Decorating the Abscence

Hi Darling Ones,

Last week while my infection was wreaking havoc on my life I managed to attend a virtual reading by Hanif Abdurraqib.

I’m having a moment with Abdurraqib’s work. His book, A Little Devil in America was the best thing I read in 2021. That’s saying a lot because 2021 was a good reading year for me. I love ALDIA so much that it’s one of my comfort books. I just finished reading it for the third (or fourth?) time a few weeks ago.

Over the weekend I read They Can’t Kill Us Until They Kill Us, and I enjoyed it, but due to aformentioned havoc-wreaking infection I didn’t give it the attention it deserved. I’ll definitely have another go at it soon.

Tonight I’m gonna watch a celebration of Toni Morrison with Hanif Abdurraqib and Dionne Custer Edwards. I do feel a teeny bit stalkery. Like I said, I’m having a moment. Though, to be fair, it’s really no different than traveling to various states to see your favorite performer on consecutive nights. Right? RIGHT?

Another reason I’m attending: I have read The Bluest Eye more than any other novel. I’ve read it about every other year since it was assigned in my Women’s Lit course in the summer of 1992.

At the reading last week, Abdurraqib talked about why his mother, who died when he was 12, continually shows up in his writing.
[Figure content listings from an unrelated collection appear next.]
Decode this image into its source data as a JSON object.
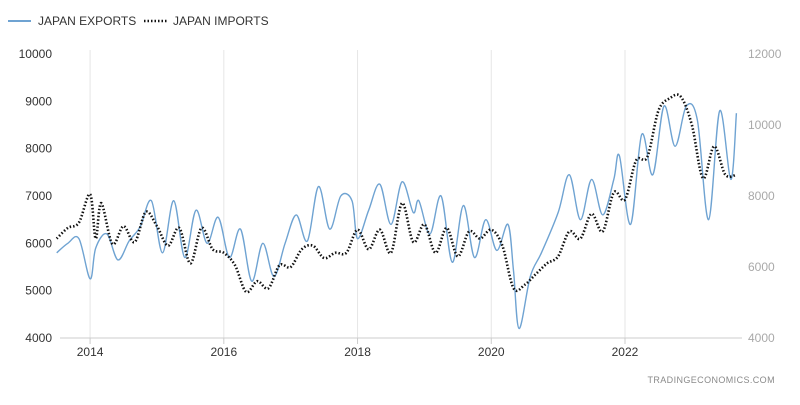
{
  "chart_data": {
    "type": "line",
    "legend": {
      "placement": "top-left",
      "entries": [
        "JAPAN EXPORTS",
        "JAPAN IMPORTS"
      ]
    },
    "credit": "TRADINGECONOMICS.COM",
    "x_ticks": [
      "2014",
      "2016",
      "2018",
      "2020",
      "2022"
    ],
    "y_left": {
      "ticks": [
        "4000",
        "5000",
        "6000",
        "7000",
        "8000",
        "9000",
        "10000"
      ],
      "range": [
        4000,
        10000
      ]
    },
    "y_right": {
      "ticks": [
        "4000",
        "6000",
        "8000",
        "10000",
        "12000"
      ],
      "range": [
        4000,
        12000
      ]
    },
    "grid": "vertical",
    "series": [
      {
        "name": "JAPAN EXPORTS",
        "axis": "left",
        "style": "solid",
        "color": "#6fa3d2",
        "points": [
          [
            "2013-07",
            5800
          ],
          [
            "2013-09",
            6000
          ],
          [
            "2013-11",
            6100
          ],
          [
            "2014-01",
            5250
          ],
          [
            "2014-02",
            5900
          ],
          [
            "2014-04",
            6200
          ],
          [
            "2014-06",
            5650
          ],
          [
            "2014-08",
            6050
          ],
          [
            "2014-10",
            6350
          ],
          [
            "2014-12",
            6900
          ],
          [
            "2015-02",
            5800
          ],
          [
            "2015-04",
            6900
          ],
          [
            "2015-06",
            5700
          ],
          [
            "2015-08",
            6700
          ],
          [
            "2015-10",
            6000
          ],
          [
            "2015-12",
            6550
          ],
          [
            "2016-02",
            5700
          ],
          [
            "2016-04",
            6300
          ],
          [
            "2016-06",
            5200
          ],
          [
            "2016-08",
            6000
          ],
          [
            "2016-10",
            5300
          ],
          [
            "2016-12",
            6000
          ],
          [
            "2017-02",
            6600
          ],
          [
            "2017-04",
            6050
          ],
          [
            "2017-06",
            7200
          ],
          [
            "2017-08",
            6300
          ],
          [
            "2017-10",
            7000
          ],
          [
            "2017-12",
            6900
          ],
          [
            "2018-01",
            6100
          ],
          [
            "2018-03",
            6700
          ],
          [
            "2018-05",
            7250
          ],
          [
            "2018-07",
            6400
          ],
          [
            "2018-09",
            7300
          ],
          [
            "2018-11",
            6650
          ],
          [
            "2018-12",
            6900
          ],
          [
            "2019-02",
            6200
          ],
          [
            "2019-04",
            7000
          ],
          [
            "2019-06",
            5600
          ],
          [
            "2019-08",
            6800
          ],
          [
            "2019-10",
            5700
          ],
          [
            "2019-12",
            6500
          ],
          [
            "2020-02",
            5850
          ],
          [
            "2020-04",
            6400
          ],
          [
            "2020-05",
            5400
          ],
          [
            "2020-06",
            4200
          ],
          [
            "2020-08",
            5300
          ],
          [
            "2020-10",
            5800
          ],
          [
            "2021-01",
            6650
          ],
          [
            "2021-03",
            7450
          ],
          [
            "2021-05",
            6500
          ],
          [
            "2021-07",
            7350
          ],
          [
            "2021-09",
            6600
          ],
          [
            "2021-11",
            7350
          ],
          [
            "2021-12",
            7850
          ],
          [
            "2022-02",
            6400
          ],
          [
            "2022-04",
            8300
          ],
          [
            "2022-06",
            7450
          ],
          [
            "2022-08",
            8900
          ],
          [
            "2022-10",
            8050
          ],
          [
            "2022-12",
            8900
          ],
          [
            "2023-02",
            8600
          ],
          [
            "2023-04",
            6500
          ],
          [
            "2023-06",
            8800
          ],
          [
            "2023-08",
            7350
          ],
          [
            "2023-09",
            8750
          ]
        ]
      },
      {
        "name": "JAPAN IMPORTS",
        "axis": "right",
        "style": "dotted",
        "color": "#111111",
        "points": [
          [
            "2013-07",
            6800
          ],
          [
            "2013-09",
            7100
          ],
          [
            "2013-11",
            7250
          ],
          [
            "2014-01",
            8050
          ],
          [
            "2014-02",
            6800
          ],
          [
            "2014-03",
            7800
          ],
          [
            "2014-05",
            6650
          ],
          [
            "2014-07",
            7150
          ],
          [
            "2014-09",
            6700
          ],
          [
            "2014-11",
            7550
          ],
          [
            "2015-01",
            7150
          ],
          [
            "2015-03",
            6600
          ],
          [
            "2015-05",
            7100
          ],
          [
            "2015-07",
            6100
          ],
          [
            "2015-09",
            7100
          ],
          [
            "2015-11",
            6500
          ],
          [
            "2016-01",
            6400
          ],
          [
            "2016-03",
            6050
          ],
          [
            "2016-05",
            5300
          ],
          [
            "2016-07",
            5600
          ],
          [
            "2016-09",
            5400
          ],
          [
            "2016-11",
            6050
          ],
          [
            "2017-01",
            6000
          ],
          [
            "2017-03",
            6500
          ],
          [
            "2017-05",
            6600
          ],
          [
            "2017-07",
            6250
          ],
          [
            "2017-09",
            6400
          ],
          [
            "2017-11",
            6400
          ],
          [
            "2018-01",
            7050
          ],
          [
            "2018-03",
            6500
          ],
          [
            "2018-05",
            7050
          ],
          [
            "2018-07",
            6400
          ],
          [
            "2018-09",
            7800
          ],
          [
            "2018-11",
            6700
          ],
          [
            "2019-01",
            7200
          ],
          [
            "2019-03",
            6400
          ],
          [
            "2019-05",
            7100
          ],
          [
            "2019-07",
            6300
          ],
          [
            "2019-09",
            7000
          ],
          [
            "2019-11",
            6800
          ],
          [
            "2020-01",
            7050
          ],
          [
            "2020-03",
            6600
          ],
          [
            "2020-05",
            5400
          ],
          [
            "2020-07",
            5500
          ],
          [
            "2020-09",
            5800
          ],
          [
            "2020-11",
            6100
          ],
          [
            "2021-01",
            6300
          ],
          [
            "2021-03",
            7000
          ],
          [
            "2021-05",
            6800
          ],
          [
            "2021-07",
            7500
          ],
          [
            "2021-09",
            7000
          ],
          [
            "2021-11",
            8100
          ],
          [
            "2022-01",
            7900
          ],
          [
            "2022-03",
            9000
          ],
          [
            "2022-05",
            9100
          ],
          [
            "2022-07",
            10400
          ],
          [
            "2022-09",
            10750
          ],
          [
            "2022-11",
            10800
          ],
          [
            "2023-01",
            10000
          ],
          [
            "2023-03",
            8500
          ],
          [
            "2023-05",
            9400
          ],
          [
            "2023-07",
            8600
          ],
          [
            "2023-09",
            8600
          ]
        ]
      }
    ]
  }
}
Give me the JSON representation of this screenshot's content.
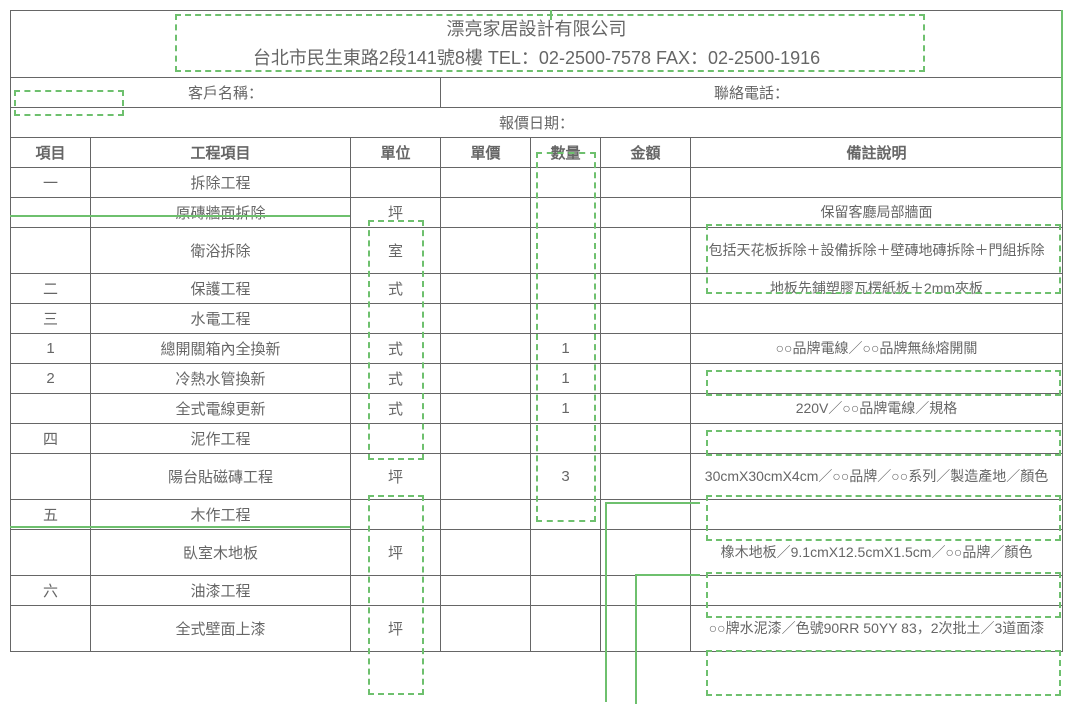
{
  "header": {
    "company": "漂亮家居設計有限公司",
    "address_line": "台北市民生東路2段141號8樓 TEL：02-2500-7578  FAX：02-2500-1916"
  },
  "info": {
    "customer_label": "客戶名稱：",
    "phone_label": "聯絡電話：",
    "quote_date_label": "報價日期："
  },
  "columns": {
    "item": "項目",
    "work": "工程項目",
    "unit": "單位",
    "unit_price": "單價",
    "qty": "數量",
    "amount": "金額",
    "remark": "備註說明"
  },
  "rows": [
    {
      "item": "一",
      "work": "拆除工程",
      "unit": "",
      "price": "",
      "qty": "",
      "amt": "",
      "remark": ""
    },
    {
      "item": "",
      "work": "原磚牆面拆除",
      "unit": "坪",
      "price": "",
      "qty": "",
      "amt": "",
      "remark": "保留客廳局部牆面"
    },
    {
      "item": "",
      "work": "衛浴拆除",
      "unit": "室",
      "price": "",
      "qty": "",
      "amt": "",
      "remark": "包括天花板拆除＋設備拆除＋壁磚地磚拆除＋門組拆除"
    },
    {
      "item": "二",
      "work": "保護工程",
      "unit": "式",
      "price": "",
      "qty": "",
      "amt": "",
      "remark": "地板先鋪塑膠瓦楞紙板＋2mm夾板"
    },
    {
      "item": "三",
      "work": "水電工程",
      "unit": "",
      "price": "",
      "qty": "",
      "amt": "",
      "remark": ""
    },
    {
      "item": "1",
      "work": "總開關箱內全換新",
      "unit": "式",
      "price": "",
      "qty": "1",
      "amt": "",
      "remark": "○○品牌電線／○○品牌無絲熔開關"
    },
    {
      "item": "2",
      "work": "冷熱水管換新",
      "unit": "式",
      "price": "",
      "qty": "1",
      "amt": "",
      "remark": ""
    },
    {
      "item": "",
      "work": "全式電線更新",
      "unit": "式",
      "price": "",
      "qty": "1",
      "amt": "",
      "remark": "220V／○○品牌電線／規格"
    },
    {
      "item": "四",
      "work": "泥作工程",
      "unit": "",
      "price": "",
      "qty": "",
      "amt": "",
      "remark": ""
    },
    {
      "item": "",
      "work": "陽台貼磁磚工程",
      "unit": "坪",
      "price": "",
      "qty": "3",
      "amt": "",
      "remark": "30cmX30cmX4cm／○○品牌／○○系列／製造產地／顏色"
    },
    {
      "item": "五",
      "work": "木作工程",
      "unit": "",
      "price": "",
      "qty": "",
      "amt": "",
      "remark": ""
    },
    {
      "item": "",
      "work": "臥室木地板",
      "unit": "坪",
      "price": "",
      "qty": "",
      "amt": "",
      "remark": "橡木地板／9.1cmX12.5cmX1.5cm／○○品牌／顏色"
    },
    {
      "item": "六",
      "work": "油漆工程",
      "unit": "",
      "price": "",
      "qty": "",
      "amt": "",
      "remark": ""
    },
    {
      "item": "",
      "work": "全式壁面上漆",
      "unit": "坪",
      "price": "",
      "qty": "",
      "amt": "",
      "remark": "○○牌水泥漆／色號90RR 50YY 83，2次批土／3道面漆"
    }
  ],
  "style": {
    "highlight_color": "#6ec06e",
    "border_color": "#666666",
    "text_color": "#666666",
    "background": "#ffffff"
  }
}
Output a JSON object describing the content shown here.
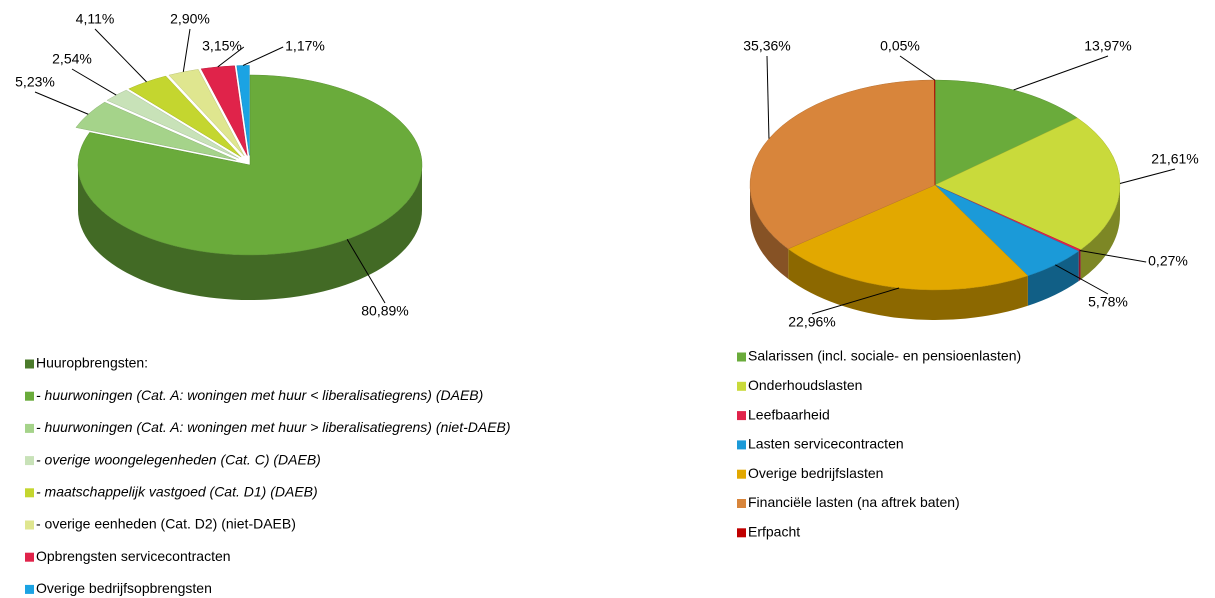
{
  "chart_data": [
    {
      "type": "pie",
      "categories": [
        "Huuropbrengsten:",
        "- huurwoningen (Cat. A: woningen met huur < liberalisatiegrens) (DAEB)",
        "- huurwoningen (Cat. A: woningen met huur > liberalisatiegrens) (niet-DAEB)",
        "- overige woongelegenheden (Cat. C) (DAEB)",
        "- maatschappelijk vastgoed (Cat. D1) (DAEB)",
        "- overige eenheden (Cat. D2) (niet-DAEB)",
        "Opbrengsten servicecontracten",
        "Overige bedrijfsopbrengsten"
      ],
      "values": [
        null,
        80.89,
        5.23,
        2.54,
        4.11,
        2.9,
        3.15,
        1.17
      ],
      "value_labels": [
        null,
        "80,89%",
        "5,23%",
        "2,54%",
        "4,11%",
        "2,90%",
        "3,15%",
        "1,17%"
      ],
      "colors": [
        "#4b7b2b",
        "#6aab3b",
        "#a5d38a",
        "#c8e2b8",
        "#c4d62f",
        "#dfe68f",
        "#e0234a",
        "#1ba3e3"
      ]
    },
    {
      "type": "pie",
      "categories": [
        "Salarissen (incl. sociale- en pensioenlasten)",
        "Onderhoudslasten",
        "Leefbaarheid",
        "Lasten servicecontracten",
        "Overige bedrijfslasten",
        "Financiële lasten (na aftrek baten)",
        "Erfpacht"
      ],
      "values": [
        13.97,
        21.61,
        0.27,
        5.78,
        22.96,
        35.36,
        0.05
      ],
      "value_labels": [
        "13,97%",
        "21,61%",
        "0,27%",
        "5,78%",
        "22,96%",
        "35,36%",
        "0,05%"
      ],
      "colors": [
        "#6aab3b",
        "#c9da3b",
        "#e0234a",
        "#1b9ad8",
        "#e2a800",
        "#d8853b",
        "#c00000"
      ]
    }
  ]
}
I wanted to share this with you because parents and beloved aunts and uncles are dropping like flies in my age cohort. I know seven people who have lost parents in the last eight/nine months. I see so many struggling with their grief and the guilt for still grieving.

What Abdurraqib said about grief, grieving, and his writing has found a home deep in my heart, and it’s been rattling around my brain for a week looking for an escape.

Here’s what he said: “Grief [is] not something you get to be done with, which for a long time I thought that was the case. I thought grief is something you get to move past or you get to kind of extract and leave behind. But thankfully, I think, I’ve come to realize that grief is something that makes a permanent home inside of you and then you have to be a good steward to it, and if you are a good steward to it, then it in turn can be a good steward to you and the absence is not only accompanied by ache.

I think my mother arrives so much in my work because I think about that kind of process as tending to my grief. I’m tending to my memories, tending to decorating the absence with memories so it isn’t just wind blowing through it, so to speak.”

(all grammatical errors and typos are mine. I’m not good at transcription.)

It’s the idea of decorating the absence with memories that kicks me in the gut. Tears come when I think about the idea. It’s lovely and painful at the same time.

I have not been a good steward to my grief. I’m not entirely sure what that would mean, considering the complicated relationship with my dad. I for sure have not been a good steward to my grief regarding the estrangement of The Tibbles. I do not decorate their absence with memories. I just shove all the memories away and try to not think about them lest my heart shatter.

So, that’s what been on my mind this week.